Astoria Co-op Grocery
Astoria Co-op Grocery
The Astoria Co-op Grocery has reached its $1.5 million fundraising goal to help build a new store at the corner of 23rd Street and Marine Drive, where it hopes to move by the end of next year.
The grocery launched the campaign about a month and a half ago during its annual meeting, making available up to 25,000 $100 shares, with a minimum investment of 25 shares at $2,500.
The campaign started with $430,000 worth of shares sold in the weeks prior to its launch and reached the goal of $1.5 million on Halloween, according to General Manager Matt Stanley.
“We reached it really the last day,” Stanley said. “We were pushing with our campaign team right to the last minute.”
Around 175 Astoria Co-op members in Oregon invested in the shares, with an average investment of more than $8,500 per person and some individual investments as high as $100,000, Stanley said.
People who invested under $10,000 receive an annual dividend of 3 percent, with shares paid back as the store rebuilds cash reserves. Investors above that amount receive a 4 percent annual dividend.
One of the higher-level investors was Stanley’s father-in-law, Tom Owen, who moved from Springfield to Astoria a couple of years ago and said the co-op’s shares offered a better investment return than some of his individual retirement accounts, while providing an opportunity to support the community and a local business.
“I look at this as at least five years,” Owen said of the return on his investment.
The offering for shares is still open, and the co-op is still trying to sell up to another $1 million worth, Stanley said. The store is also looking into possibly trading shares for contracting work as the new store is built.

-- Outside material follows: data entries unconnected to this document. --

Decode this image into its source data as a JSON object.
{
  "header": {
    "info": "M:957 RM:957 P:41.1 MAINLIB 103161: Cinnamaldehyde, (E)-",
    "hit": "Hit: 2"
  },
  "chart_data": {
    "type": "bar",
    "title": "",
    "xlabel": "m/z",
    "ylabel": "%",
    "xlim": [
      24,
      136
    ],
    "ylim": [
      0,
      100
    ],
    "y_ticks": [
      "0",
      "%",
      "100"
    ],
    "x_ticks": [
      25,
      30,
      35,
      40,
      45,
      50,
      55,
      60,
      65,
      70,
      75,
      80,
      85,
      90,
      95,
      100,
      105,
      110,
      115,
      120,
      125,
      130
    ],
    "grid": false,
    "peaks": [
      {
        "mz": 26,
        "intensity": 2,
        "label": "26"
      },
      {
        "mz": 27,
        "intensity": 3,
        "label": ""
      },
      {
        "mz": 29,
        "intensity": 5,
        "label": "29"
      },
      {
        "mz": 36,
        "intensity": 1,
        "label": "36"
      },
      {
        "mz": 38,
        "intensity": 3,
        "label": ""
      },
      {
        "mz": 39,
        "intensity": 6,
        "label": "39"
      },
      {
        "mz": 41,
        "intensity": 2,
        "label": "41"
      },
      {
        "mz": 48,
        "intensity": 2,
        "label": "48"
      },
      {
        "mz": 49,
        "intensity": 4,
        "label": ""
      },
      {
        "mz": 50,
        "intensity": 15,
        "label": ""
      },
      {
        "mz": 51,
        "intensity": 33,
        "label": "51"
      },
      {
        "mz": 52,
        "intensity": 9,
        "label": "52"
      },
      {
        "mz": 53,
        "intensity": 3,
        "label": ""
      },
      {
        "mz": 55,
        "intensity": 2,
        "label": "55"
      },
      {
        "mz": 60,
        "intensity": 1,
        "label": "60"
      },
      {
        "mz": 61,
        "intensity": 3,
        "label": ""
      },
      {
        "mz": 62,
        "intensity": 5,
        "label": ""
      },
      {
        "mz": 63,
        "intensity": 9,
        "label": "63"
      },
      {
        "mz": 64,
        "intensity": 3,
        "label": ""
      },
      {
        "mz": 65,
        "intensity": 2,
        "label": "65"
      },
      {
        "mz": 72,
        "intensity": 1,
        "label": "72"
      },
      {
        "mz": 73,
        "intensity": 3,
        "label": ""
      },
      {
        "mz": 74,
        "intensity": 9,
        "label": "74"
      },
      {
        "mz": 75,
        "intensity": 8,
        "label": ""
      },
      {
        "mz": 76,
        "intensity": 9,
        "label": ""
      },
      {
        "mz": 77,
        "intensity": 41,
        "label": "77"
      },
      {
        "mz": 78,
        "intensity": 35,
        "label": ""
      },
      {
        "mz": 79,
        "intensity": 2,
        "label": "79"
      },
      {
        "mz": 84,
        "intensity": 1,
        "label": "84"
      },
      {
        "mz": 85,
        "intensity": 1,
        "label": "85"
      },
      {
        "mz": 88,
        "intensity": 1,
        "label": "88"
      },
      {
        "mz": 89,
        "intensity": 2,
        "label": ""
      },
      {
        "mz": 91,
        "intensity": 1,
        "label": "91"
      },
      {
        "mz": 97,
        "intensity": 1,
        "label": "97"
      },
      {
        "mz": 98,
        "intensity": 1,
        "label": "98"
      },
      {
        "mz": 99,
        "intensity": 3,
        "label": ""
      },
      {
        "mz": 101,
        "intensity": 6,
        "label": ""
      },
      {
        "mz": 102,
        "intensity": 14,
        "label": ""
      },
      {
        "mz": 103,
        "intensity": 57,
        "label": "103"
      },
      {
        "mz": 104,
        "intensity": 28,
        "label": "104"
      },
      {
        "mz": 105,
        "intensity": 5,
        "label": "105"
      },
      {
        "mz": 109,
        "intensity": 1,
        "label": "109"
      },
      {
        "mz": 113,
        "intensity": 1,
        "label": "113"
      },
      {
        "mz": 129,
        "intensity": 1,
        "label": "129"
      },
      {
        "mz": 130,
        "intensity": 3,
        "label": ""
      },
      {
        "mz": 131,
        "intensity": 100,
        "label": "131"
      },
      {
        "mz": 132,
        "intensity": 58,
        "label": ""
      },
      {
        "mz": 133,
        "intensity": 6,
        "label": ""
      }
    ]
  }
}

Leveraging the fundraising with financing and other internal revenue sources, the co-op is paying for about half of its new location at Mill Pond, estimated to cost $8 million. It’s four times larger than the current store at 14th and Exchange streets. The store signed a 20-year lease with landowner Astor Venture. The company will pay for the other half and oversee the design, permitting and construction.
Don Vallaster, a Portland architect and partner in Astor Venture with Tom Tucker, said Wickiup Consulting recently submitted an application to change the zoning of the site, currently zoned Attached Housing-Mill Pond.

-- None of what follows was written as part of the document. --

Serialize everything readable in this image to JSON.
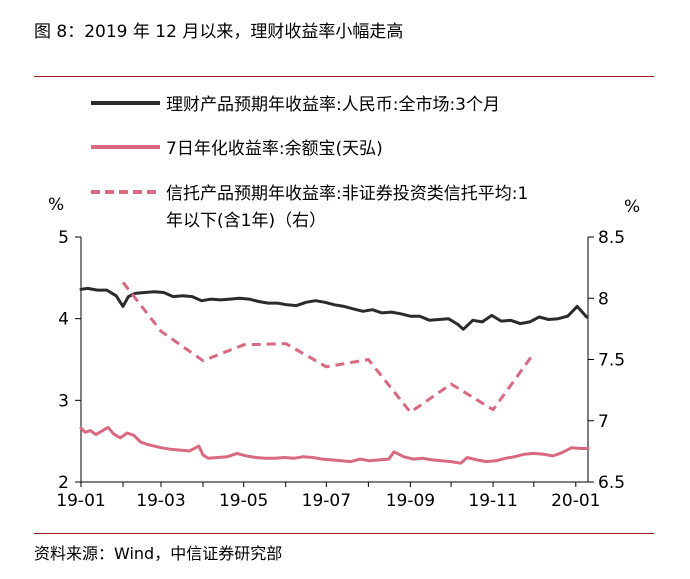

“We may not need a conditional use permit if we do a rezone … which probably looks like it would be the best approach,” Vallaster said.
There will also be a geotechnical study of the site to figure out what sort of pilings are needed under the new store’s foundation, Vallaster said.
“Initially the ground level was 15 feet lower from where it is now,” he said. “With the mill, they produced a lot of sawdust and wood shavings. They put it down on the old tidal basin” and topped it with other soil.